Dr Ranjan also says it was the anti-cancer effect of ganoderma on a person with myelomonocytic leukemia that exposed him to the virtues of the mushroom.

"A friend of mine was having blood cancer in its final stages in 1999 when he started having ganoderma products. Within days, he showed signs of remission. He had a more comfortable living for four more years," he says.       

The effect of mushroom was found to be cent percent in diabetics, psoriasis, liver and cardiovascular disorders, says Dr Venugopal.

Prof M T Joseph of Thodupuzha in Kerala's Idukki district says he was suffering from acute psoriasis eight years back. "Different systems of treatment, including allopathy, ayurveda and homeopathy, could not bring any relief. Then, I came across ganoderma through a friend who was cured of acute diabetics. After consulting a few experts, I started having ganoderma and, to my surprise, within a few months I fully recovered," he says.

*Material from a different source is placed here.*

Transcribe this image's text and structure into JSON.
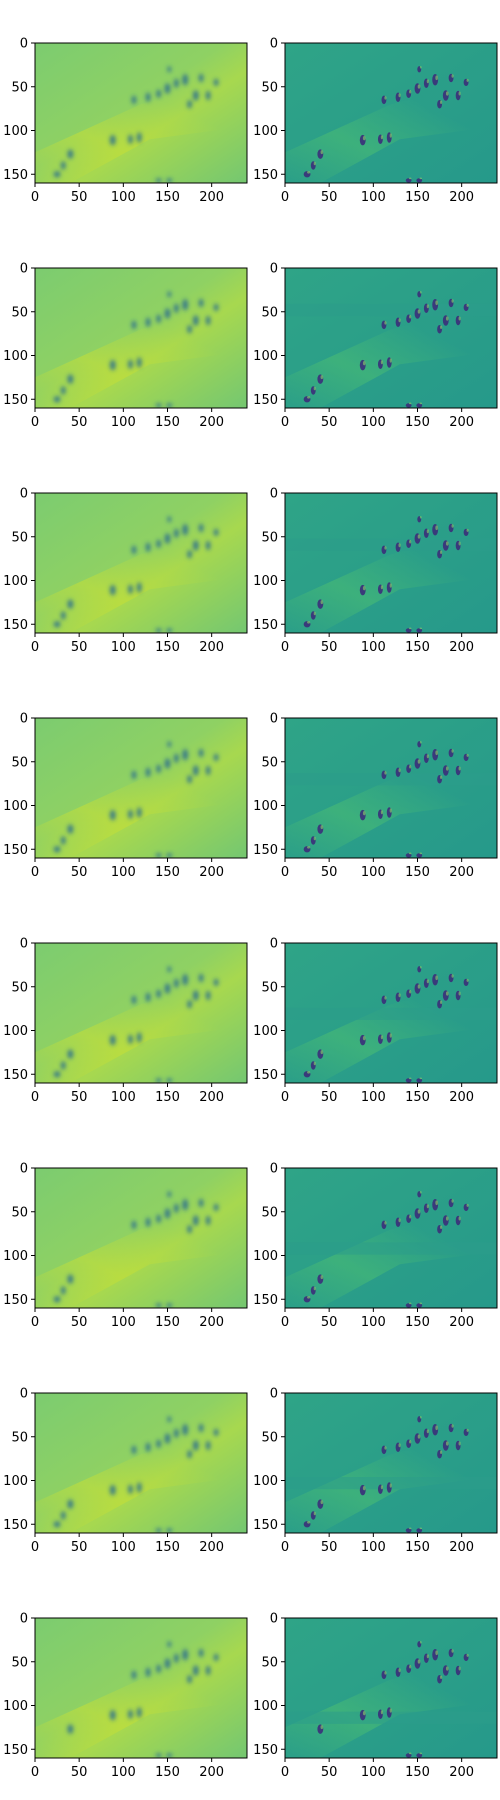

"Another remarkable thing I found was that many other smaller problems like ulcer in the stomach and bleeding of the gum also were cured," he says, claiming that apart from building up immunity of the body, the mushroom also has anti-ageing properties.

Various products of ganoderma are being consumed by people in around 60 countries, says Dr Vengugopal, adding that these have been certified by United States Food and Drug Authority and approved by Japan in anti-cancer care.

While Indonesia has an approved diploma course in ganotherapy, various species of ganoderma have been included in Chinese pharmocoepia.

In China, mushrooms were in use for over 4,000 years for physical and mental well being. Known as 'Ling zhi' in local parlance, it was an expensive tonic mostly reserved for emperors and the rich.

The medicinal properties of various varieties of red mushroom, especially those found in India, have special reference in the ancient Ayurvedic texts, adds Dr Venugopal.

Agricultural research centres in India, including National Research Centre for Mushrooms, in Solan, Himachal Pradesh, and Kerala Agricultural University have successfully grown some species of ganoderma.

As much as 6,000 tonnes of ganoderma extracts are produced yearly across the globe, with China, Japan and the two Koreas being the main producers. The total trade touches $4 billion, he says.

Dr Ranjan says researchers worldwide are trying to isolate molecules to be used in the allopathic system of medicine. "Though some researchers have developed Ganomycin A and B, the clinical tests are still not complete," he says.

Dr Venugopal wants the Central government to give more emphasis on research in the field and make the products locally available at cheaper rates.